LGBTI individuals throughout the Middle East and North Africa (MENA) have long been persecuted by militias, religious extremists, and, sadly, their own families and communities. They are particularly vulnerable to trafficking due to displacement, exclusion from laws that might afford protection, and a lack of recognized international human rights safeguards.

IRAP’s work with LGBTI refugees has increased dramatically since we took our first LGBTI case in 2009; we are now one of very few organizations providing direct legal assistance to LGBTI refugee populations in Iraq, Jordan, and Lebanon. Our LGBTI program began when we were able to resettle three gay Iraqi refugees living in Jordan and Syria to a safe country in record time. Those cases demonstrated that IRAP’s approach to resettlement could be effective in aiding populations persecuted for their sexual orientation and/or gender identity. Since that time, we have provided legal advice to more than 500 LGBTI refugees around the world.

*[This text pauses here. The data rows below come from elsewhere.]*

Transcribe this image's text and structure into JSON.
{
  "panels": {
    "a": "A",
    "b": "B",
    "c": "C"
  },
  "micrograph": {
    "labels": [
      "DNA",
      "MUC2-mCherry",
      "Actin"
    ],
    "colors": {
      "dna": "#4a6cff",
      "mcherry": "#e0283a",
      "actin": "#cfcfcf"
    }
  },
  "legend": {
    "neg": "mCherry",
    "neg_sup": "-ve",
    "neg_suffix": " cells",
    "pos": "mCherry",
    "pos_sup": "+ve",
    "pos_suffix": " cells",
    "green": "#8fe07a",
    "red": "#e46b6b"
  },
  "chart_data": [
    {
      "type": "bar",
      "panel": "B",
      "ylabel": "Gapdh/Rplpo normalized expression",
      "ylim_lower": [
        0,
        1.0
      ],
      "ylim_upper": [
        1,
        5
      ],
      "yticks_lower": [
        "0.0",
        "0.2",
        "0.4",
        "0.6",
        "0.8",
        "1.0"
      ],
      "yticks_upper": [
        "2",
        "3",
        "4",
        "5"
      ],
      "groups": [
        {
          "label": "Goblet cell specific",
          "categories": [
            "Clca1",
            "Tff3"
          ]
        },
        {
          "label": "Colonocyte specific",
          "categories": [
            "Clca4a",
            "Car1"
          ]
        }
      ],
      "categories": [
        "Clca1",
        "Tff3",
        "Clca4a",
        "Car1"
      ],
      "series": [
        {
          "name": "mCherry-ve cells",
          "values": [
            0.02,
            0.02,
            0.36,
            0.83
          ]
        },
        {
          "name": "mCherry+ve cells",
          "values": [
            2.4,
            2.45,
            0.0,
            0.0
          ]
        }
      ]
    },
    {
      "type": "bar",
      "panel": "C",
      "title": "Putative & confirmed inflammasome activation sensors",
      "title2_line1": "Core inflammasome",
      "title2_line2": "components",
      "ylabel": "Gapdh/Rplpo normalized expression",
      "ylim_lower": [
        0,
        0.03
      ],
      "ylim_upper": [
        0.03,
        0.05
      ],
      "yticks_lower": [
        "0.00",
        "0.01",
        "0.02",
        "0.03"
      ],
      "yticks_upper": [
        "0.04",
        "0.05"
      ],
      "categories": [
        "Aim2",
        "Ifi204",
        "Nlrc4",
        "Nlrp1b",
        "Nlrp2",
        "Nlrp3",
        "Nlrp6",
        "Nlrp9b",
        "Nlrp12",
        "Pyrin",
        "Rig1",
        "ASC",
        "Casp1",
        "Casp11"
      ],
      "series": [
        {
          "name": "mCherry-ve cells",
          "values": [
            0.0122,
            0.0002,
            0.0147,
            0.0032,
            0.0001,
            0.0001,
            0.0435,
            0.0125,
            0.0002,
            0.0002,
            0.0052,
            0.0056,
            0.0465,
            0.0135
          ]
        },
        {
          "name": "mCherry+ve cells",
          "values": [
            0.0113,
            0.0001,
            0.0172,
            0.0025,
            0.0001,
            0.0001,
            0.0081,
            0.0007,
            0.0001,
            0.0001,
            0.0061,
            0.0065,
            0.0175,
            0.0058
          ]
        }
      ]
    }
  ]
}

IRAP’s advocacy has led to positive outcomes for individual refugees and to systemic policy advances, including: the creation of a special expedite category for LGBTI refugees seeking admission to the United States; documentation that led the Netherlands to change its asylum policy to recognize LGBTI Iraqis as a uniquely vulnerable population; and the establishment of the first precedent for an in-country referral by the U.S. Embassy in Iraq of a transgender man who would not otherwise have qualified for processing. This advance created an in-country processing system for LGBTI refugees in Iraq that was later codified in the Foreign Affairs Manual, the Department of State’s comprehensive guidance document, as a life-saving mechanism available to any U.S. Embassy in the world.

We advocate for access to counsel for LGBTI refugees seeking resettlement to the United States, and for broader use of in-country processing authority for internally displaced LGBTI individuals.

Children with Medical Emergencies

Nearly all refugees lack access to quality medical care, but those with chronic diseases or complex conditions are most at risk of death. Juvenile health outcomes are particularly poor, in part because many young people have lacked health care for the majority of their lives, and because the use of chemical weapons in conflicts has led to a high rate of juvenile cancers.

For many children, the only hope for treatment is resettlement or to be granted humanitarian parole to temporarily visit a developed country to receive free medical treatment for worsening or chronic conditions. IRAP works with several non-governmental organizations (NGOs) on the ground to identify children with such needs and ensure that their requests for entry are expedited.

Persecuted Religious Minorities

Across the globe, religious minorities have long histories of being persecuted. The conflicts and growing religious extremism in the Middle East have rendered many religious minorities more susceptible to abuse than at any time in recent history. In Syria and Iraq, IRAP has worked with hundreds of vulnerable individuals who are targeted because of their beliefs, including members of the Assyrian Christian, Chaldean, Sabean-Mandean, and Yazidi faiths.

Many of these cases receive expedited treatment, enabling these refugees to build new lives in the United States and several European countries. IRAP is currently leading a lawsuit challenging the mass denial of U.S. refugee resettlement to Iranian religious minorities in the Lautenberg-Specter program.